Comment 5 Telesto 2020-05-24 14:02:02 UTC Comment hidden (obsolete)
Comment 6 Telesto 2020-05-24 14:07:00 UTC Comment hidden (obsolete)
Comment 7 Telesto 2020-05-24 14:58:35 UTC Comment hidden (no-value)
Comment 8 Luke Kendall 2020-05-24 22:12:41 UTC Comment hidden (no-value)
Comment 9 Telesto 2020-05-25 06:04:06 UTC Comment hidden (no-value)
Comment 10 Telesto 2020-05-25 06:21:32 UTC Comment hidden (no-value)
Comment 11 Justin L 2020-05-25 08:13:20 UTC
The first column break I see is on the second page.  "Wild Thing" (title paragraph style) is set with a "Break" type column.  It serves no purpose in the original.
The same is true two empty paragraphs before "Prologue".

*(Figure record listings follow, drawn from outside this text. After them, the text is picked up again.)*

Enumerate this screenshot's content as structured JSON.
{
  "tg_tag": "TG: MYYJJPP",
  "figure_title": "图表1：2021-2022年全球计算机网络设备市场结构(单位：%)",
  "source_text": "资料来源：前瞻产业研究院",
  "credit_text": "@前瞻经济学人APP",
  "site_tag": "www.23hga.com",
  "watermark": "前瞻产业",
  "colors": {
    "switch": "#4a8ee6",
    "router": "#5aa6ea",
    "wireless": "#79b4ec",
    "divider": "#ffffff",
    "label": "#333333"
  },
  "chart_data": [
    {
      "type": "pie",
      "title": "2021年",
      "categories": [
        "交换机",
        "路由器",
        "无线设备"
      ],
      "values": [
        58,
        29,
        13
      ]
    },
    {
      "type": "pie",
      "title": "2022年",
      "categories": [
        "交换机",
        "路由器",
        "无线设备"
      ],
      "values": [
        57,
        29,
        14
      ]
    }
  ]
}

But that isn't what this bug report is about.  It is about paragraphs where there IS NO column break, and yet this still happens (although the earlier bibisect and comment 6 about "ODT looked like this" is referring to the two previous breaks).


Bisecting (and a test revert) based on the two reported cases points to LO 6.4 commit 5d1709a7c4184eb31cfc4c2d3acadff3a4a68189 by Author: Miklos Vajna on Mon Oct 28 21:52:18 2019 +0100
    tdf#104017 DOC export: be less aggressive with merging page styles


CC: Miklos, but just ignore this for a few days - I'm going to research this.
Comment 12 Justin L 2020-05-25 11:15:04 UTC
The regression patch was back-ported to LO 6.3.4.

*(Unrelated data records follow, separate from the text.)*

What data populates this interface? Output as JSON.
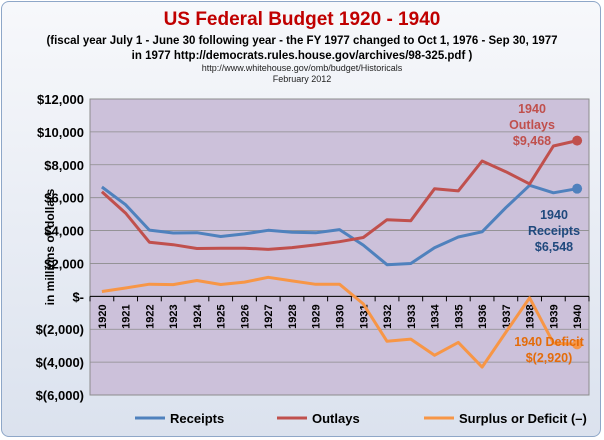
{
  "header": {
    "title": "US Federal Budget 1920 - 1940",
    "subtitle_line1": "(fiscal year July 1 - June 30 following year - the FY 1977 changed to Oct 1, 1976 - Sep 30, 1977",
    "subtitle_line2": "in 1977 http://democrats.rules.house.gov/archives/98-325.pdf  )",
    "source_url": "http://www.whitehouse.gov/omb/budget/Historicals",
    "source_date": "February 2012"
  },
  "colors": {
    "title": "#c00000",
    "plot_bg": "#ccc1da",
    "receipts": "#4f81bd",
    "outlays": "#c0504d",
    "surplus": "#f79646",
    "receipts_label": "#1f497d",
    "outlays_label": "#c0504d",
    "deficit_label": "#e46c0a"
  },
  "chart_data": {
    "type": "line",
    "ylabel": "in millions of dollars",
    "xlabel": "",
    "ylim": [
      -6000,
      12000
    ],
    "y_ticks": [
      -6000,
      -4000,
      -2000,
      0,
      2000,
      4000,
      6000,
      8000,
      10000,
      12000
    ],
    "y_tick_labels": [
      "$(6,000)",
      "$(4,000)",
      "$(2,000)",
      "$-",
      "$2,000",
      "$4,000",
      "$6,000",
      "$8,000",
      "$10,000",
      "$12,000"
    ],
    "grid": "horizontal",
    "legend_position": "bottom",
    "categories": [
      "1920",
      "1921",
      "1922",
      "1923",
      "1924",
      "1925",
      "1926",
      "1927",
      "1928",
      "1929",
      "1930",
      "1931",
      "1932",
      "1933",
      "1934",
      "1935",
      "1936",
      "1937",
      "1938",
      "1939",
      "1940"
    ],
    "series": [
      {
        "name": "Receipts",
        "color": "#4f81bd",
        "values": [
          6649,
          5571,
          4026,
          3853,
          3871,
          3641,
          3795,
          4013,
          3900,
          3862,
          4058,
          3116,
          1924,
          1997,
          2955,
          3609,
          3923,
          5387,
          6751,
          6295,
          6548
        ]
      },
      {
        "name": "Outlays",
        "color": "#c0504d",
        "values": [
          6357,
          5062,
          3289,
          3140,
          2908,
          2924,
          2930,
          2857,
          2961,
          3127,
          3320,
          3577,
          4659,
          4598,
          6541,
          6412,
          8228,
          7580,
          6840,
          9141,
          9468
        ]
      },
      {
        "name": "Surplus or Deficit (–)",
        "color": "#f79646",
        "values": [
          291,
          509,
          736,
          713,
          963,
          717,
          865,
          1155,
          939,
          734,
          738,
          -462,
          -2735,
          -2602,
          -3586,
          -2803,
          -4304,
          -2193,
          -89,
          -2846,
          -2920
        ]
      }
    ],
    "annotations": [
      {
        "series": "Outlays",
        "lines": [
          "1940",
          "Outlays",
          "$9,468"
        ]
      },
      {
        "series": "Receipts",
        "lines": [
          "1940",
          "Receipts",
          "$6,548"
        ]
      },
      {
        "series": "Surplus or Deficit (–)",
        "lines": [
          "1940 Deficit",
          "$(2,920)"
        ]
      }
    ]
  }
}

I can't believe that this change was made and backported in the first place, let alone that it was never caught by QA's automated testing.

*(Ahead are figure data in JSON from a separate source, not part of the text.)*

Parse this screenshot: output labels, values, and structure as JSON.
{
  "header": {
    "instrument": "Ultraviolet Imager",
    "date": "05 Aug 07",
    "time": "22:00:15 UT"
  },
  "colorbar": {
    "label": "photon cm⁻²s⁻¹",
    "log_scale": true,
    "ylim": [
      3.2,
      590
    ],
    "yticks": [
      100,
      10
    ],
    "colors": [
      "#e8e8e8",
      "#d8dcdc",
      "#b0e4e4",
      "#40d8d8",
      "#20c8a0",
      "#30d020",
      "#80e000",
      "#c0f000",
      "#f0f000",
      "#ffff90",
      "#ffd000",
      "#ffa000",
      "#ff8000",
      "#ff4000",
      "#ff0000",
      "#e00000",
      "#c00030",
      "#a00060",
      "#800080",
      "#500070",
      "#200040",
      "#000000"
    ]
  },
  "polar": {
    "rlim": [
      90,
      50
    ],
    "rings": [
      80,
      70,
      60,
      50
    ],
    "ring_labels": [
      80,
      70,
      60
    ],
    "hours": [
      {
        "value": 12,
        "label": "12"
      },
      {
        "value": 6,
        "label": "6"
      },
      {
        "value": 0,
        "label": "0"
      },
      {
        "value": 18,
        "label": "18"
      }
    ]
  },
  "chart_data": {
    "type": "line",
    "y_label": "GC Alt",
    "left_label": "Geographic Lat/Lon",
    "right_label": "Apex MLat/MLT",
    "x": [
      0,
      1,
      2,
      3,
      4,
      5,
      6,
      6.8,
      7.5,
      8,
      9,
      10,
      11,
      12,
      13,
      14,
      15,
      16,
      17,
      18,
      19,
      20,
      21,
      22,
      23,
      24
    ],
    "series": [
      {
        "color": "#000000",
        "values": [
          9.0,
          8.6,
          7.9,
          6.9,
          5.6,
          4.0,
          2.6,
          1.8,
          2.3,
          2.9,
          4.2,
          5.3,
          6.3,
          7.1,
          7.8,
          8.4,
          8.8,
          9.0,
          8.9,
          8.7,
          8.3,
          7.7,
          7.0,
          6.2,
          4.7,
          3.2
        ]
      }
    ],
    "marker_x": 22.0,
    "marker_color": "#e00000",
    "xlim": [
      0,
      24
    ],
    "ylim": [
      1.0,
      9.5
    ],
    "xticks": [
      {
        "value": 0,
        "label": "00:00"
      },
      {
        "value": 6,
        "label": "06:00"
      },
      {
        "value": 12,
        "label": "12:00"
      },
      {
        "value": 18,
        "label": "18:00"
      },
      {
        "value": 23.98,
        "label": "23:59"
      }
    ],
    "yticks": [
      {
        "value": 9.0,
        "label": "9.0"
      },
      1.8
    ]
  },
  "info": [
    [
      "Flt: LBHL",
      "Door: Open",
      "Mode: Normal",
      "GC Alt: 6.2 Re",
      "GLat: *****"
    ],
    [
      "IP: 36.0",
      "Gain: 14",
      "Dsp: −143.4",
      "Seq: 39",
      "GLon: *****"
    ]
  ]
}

Proposed to revert it at gerrit.libreoffice.org/c/core/+/94782 Revert "tdf#104017 DOC export: be less aggressive with merging page styles"
Comment 13 Telesto 2020-05-25 11:37:28 UTC
@Justin
Thanks for looking into it. Is a new report needed for comment 5.
Comment 14 Luke Kendall 2020-05-25 12:10:50 UTC Comment hidden (off-topic)
Comment 15 Justin L 2020-05-25 12:18:39 UTC
(In reply to Telesto from comment #13)
> Thanks for looking into it. Is a new report needed for comment 5.
Yes. I made bug 133370 - thanks for prompting me.
Comment 16 Justin L 2020-05-26 08:46:13 UTC
This will be fixed in LO 6.4.5.
The patch from bug 104017 was reverted, and it was marked as a duplicate of bug 48097.
Comment 17 Telesto 2020-05-26 09:05:01 UTC
(In reply to Justin L from comment #16)
> This will be fixed in LO 6.4.5.
> The patch from bug 104017 was reverted, and it was marked as a duplicate of
> bug 48097.

@Justin,
Is it possible to add a unit test something.. preventing this from happening again?
Comment 18 Justin L 2020-05-26 09:08:22 UTC
(In reply to Telesto from comment #17)
> Is it possible to add a unit test something.. preventing this from happening
> again?
Already done.  A test was added to the revert commit (and was the perfect opportunity to introduce a new ooxmlexport15 all the way back to the 6.4 branch - which will make future backporting of other patches easier).